TEXTE Donatienne Coppieters / PHOTO Aude Vanlathem / 19 novembre 2025 / temps de lecture 2 minutes
Enseignante à l’Institut Notre-Dame de Bonne Espérance (INDBE) à Braine-le-Comte
«Je suis prof de religion et d’histoire en 3è, 4è et 6è secondaire. Je suis engagée pour 22 heures. Au niveau syndical, je suis déléguée depuis un an et demi à l’INDBE et mandataire pour la zone qui regroupe l’Institut technique St-Gabriel à Braine-Le-Comte et les trois implantations de St Vincent à Soignies.
Si le ministère ajoute deux heures de cours par semaine, j’aurai une classe supplémentaire, soit entre 25 et 30 élèves en plus. Cela implique davantage de travail de préparation, de corrections et de suivi. Pour chaque heure de cours, il faut concevoir le contenu, effectuer des recherches, rédiger les supports. En religion, je n’ai pas de manuel. Je crée l’ensemble des cours et dois souvent les adapter suite aux réactions des élèves.
Il faut également concevoir les évaluations, les corriger. Et assurer les photocopies alors qu’à l’INDBE, nous disposons de deux copieuses, régulièrement en panne, pour enseignants. À cela s’ajoutent les tâches administratives demandées par le ministère: bulletins par compétences, réunions de parents, organisation des sorties, plan de pilotage… En moyenne, les enseignants travaillent entre 40 et 45 heures par semaine, bien loin des 22 heures évoquées. Les deux heures hebdomadaires de plus que la ministre veut nous imposer représentent un surcroît de travail conséquent. Quel autre métier
accepterait une telle charge supplémentaire sans être rémunéré?
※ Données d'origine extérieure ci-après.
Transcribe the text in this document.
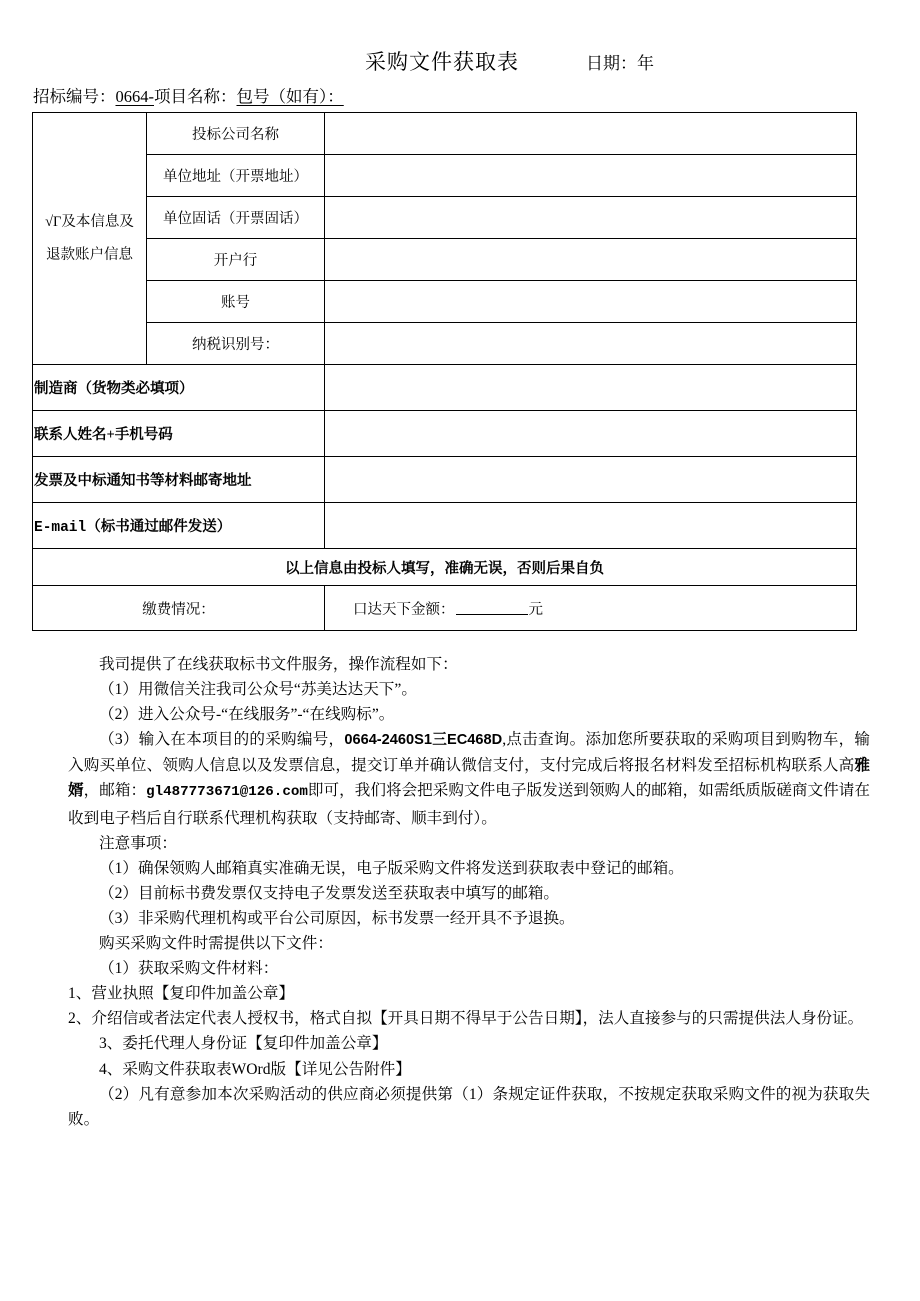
采购文件获取表	日期：年
招标编号：0664-项目名称：包号（如有）：
√Γ及本信息及退款账户信息	投标公司名称	
	单位地址（开票地址）	
	单位固话（开票固话）	
	开户行	
	账号	
	纳税识别号：	
制造商（货物类必填项）		
联系人姓名+手机号码		
发票及中标通知书等材料邮寄地址		
E-mail（标书通过邮件发送）		
以上信息由投标人填写，准确无误，否则后果自负		
缴费情况：		口达天下金额： 元

我司提供了在线获取标书文件服务，操作流程如下：

（1）用微信关注我司公众号“苏美达达天下”。

（2）进入公众号-“在线服务”-“在线购标”。

（3）输入在本项目的的采购编号，0664-2460S1三EC468D,点击查询。添加您所要获取的采购项目到购物车，输入购买单位、领购人信息以及发票信息，提交订单并确认微信支付，支付完成后将报名材料发至招标机构联系人高雅婿，邮箱：gl487773671@126.com即可，我们将会把采购文件电子版发送到领购人的邮箱，如需纸质版磋商文件请在收到电子档后自行联系代理机构获取（支持邮寄、顺丰到付）。

注意事项：

（1）确保领购人邮箱真实准确无误，电子版采购文件将发送到获取表中登记的邮箱。

（2）目前标书费发票仅支持电子发票发送至获取表中填写的邮箱。

（3）非采购代理机构或平台公司原因，标书发票一经开具不予退换。

购买采购文件时需提供以下文件：

（1）获取采购文件材料：

1、营业执照【复印件加盖公章】

2、介绍信或者法定代表人授权书，格式自拟【开具日期不得早于公告日期】，法人直接参与的只需提供法人身份证。

3、委托代理人身份证【复印件加盖公章】

4、采购文件获取表WOrd版【详见公告附件】

（2）凡有意参加本次采购活动的供应商必须提供第（1）条规定证件获取，不按规定获取采购文件的视为获取失败。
Mes mandats syndicaux mobilisent également du temps: les réunions CE et CPPT, les réunions préparatoires, les assemblées générales à la CSC… soit environ 20 heures mensuelles supplémentaires. J’ai dû d’ailleurs démissionner de mes mandats CE/CPPT car cela devenait trop lourd à gérer.
Suite à l’annonce du budget de la Fédération Wallonie-Bruxelles le 10 octobre - un vendredi pour limiter les réactions - nous avons organisé une assemblée du personnel le lundi 13. Le 14 octobre, lors de la manifestation nationale, plus de 50 enseignants de notre école sur 80 étaient en grève.
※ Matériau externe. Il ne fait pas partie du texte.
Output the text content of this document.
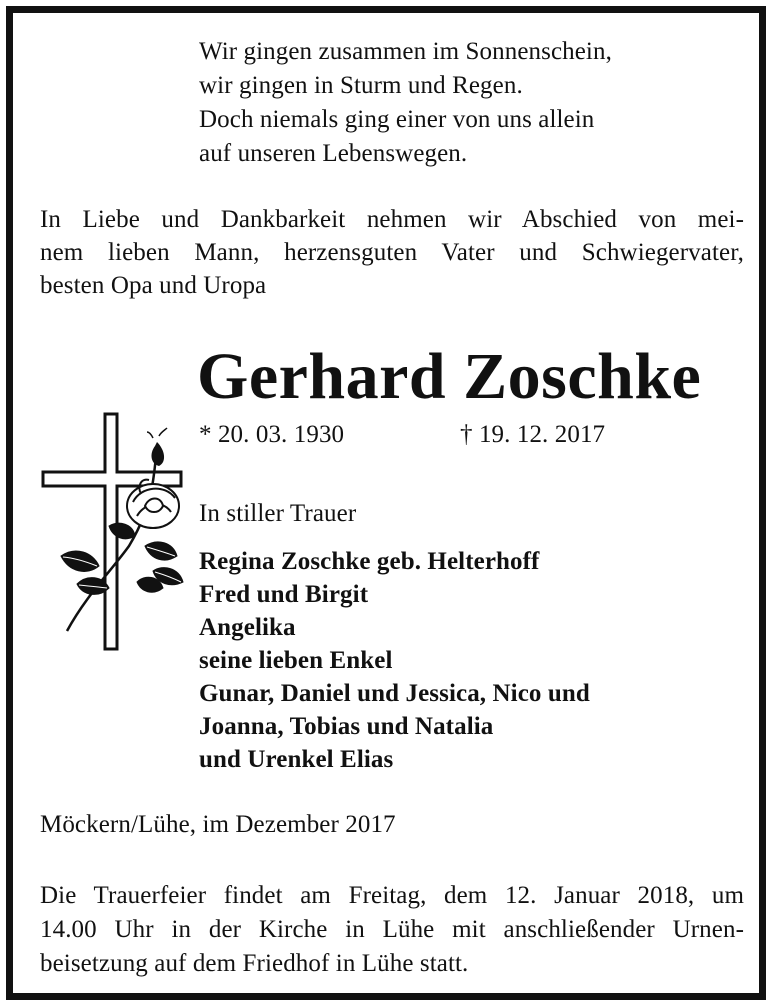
Wir gingen zusammen im Sonnenschein,
wir gingen in Sturm und Regen.
Doch niemals ging einer von uns allein
auf unseren Lebenswegen.
In Liebe und Dankbarkeit nehmen wir Abschied von mei-
nem lieben Mann, herzensguten Vater und Schwiegervater,
besten Opa und Uropa
Gerhard Zoschke
* 20. 03. 1930	† 19. 12. 2017
In stiller Trauer
Regina Zoschke geb. Helterhoff
Fred und Birgit
Angelika
seine lieben Enkel
Gunar, Daniel und Jessica, Nico und
Joanna, Tobias und Natalia
und Urenkel Elias
Möckern/Lühe, im Dezember 2017
Die Trauerfeier findet am Freitag, dem 12. Januar 2018, um
14.00 Uhr in der Kirche in Lühe mit anschließender Urnen-
beisetzung auf dem Friedhof in Lühe statt.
Lors de la réunion de parents début novembre, nous avons aussi sensibilisé les familles au fait que le professeur qu’ils rencontrent ce jour-là pourrait ne pas être reconduit en septembre. Parce qu’ajouter deux heures de cours par enseignant signifie qu’un enseignant sur dix risque de perdre son poste.
Le 10 novembre, nous avons fait la grève parce qu’il est essentiel que la population comprenne qu’affaiblir l’enseignement, c’est compromettre la formation des élèves. La presse ne nous aide pas: elle réduit le débat à “deux heures en plus”.
Il faut déconstruire l’image erronée des profs planqués, souvent en vacances. La réalité est tout autre.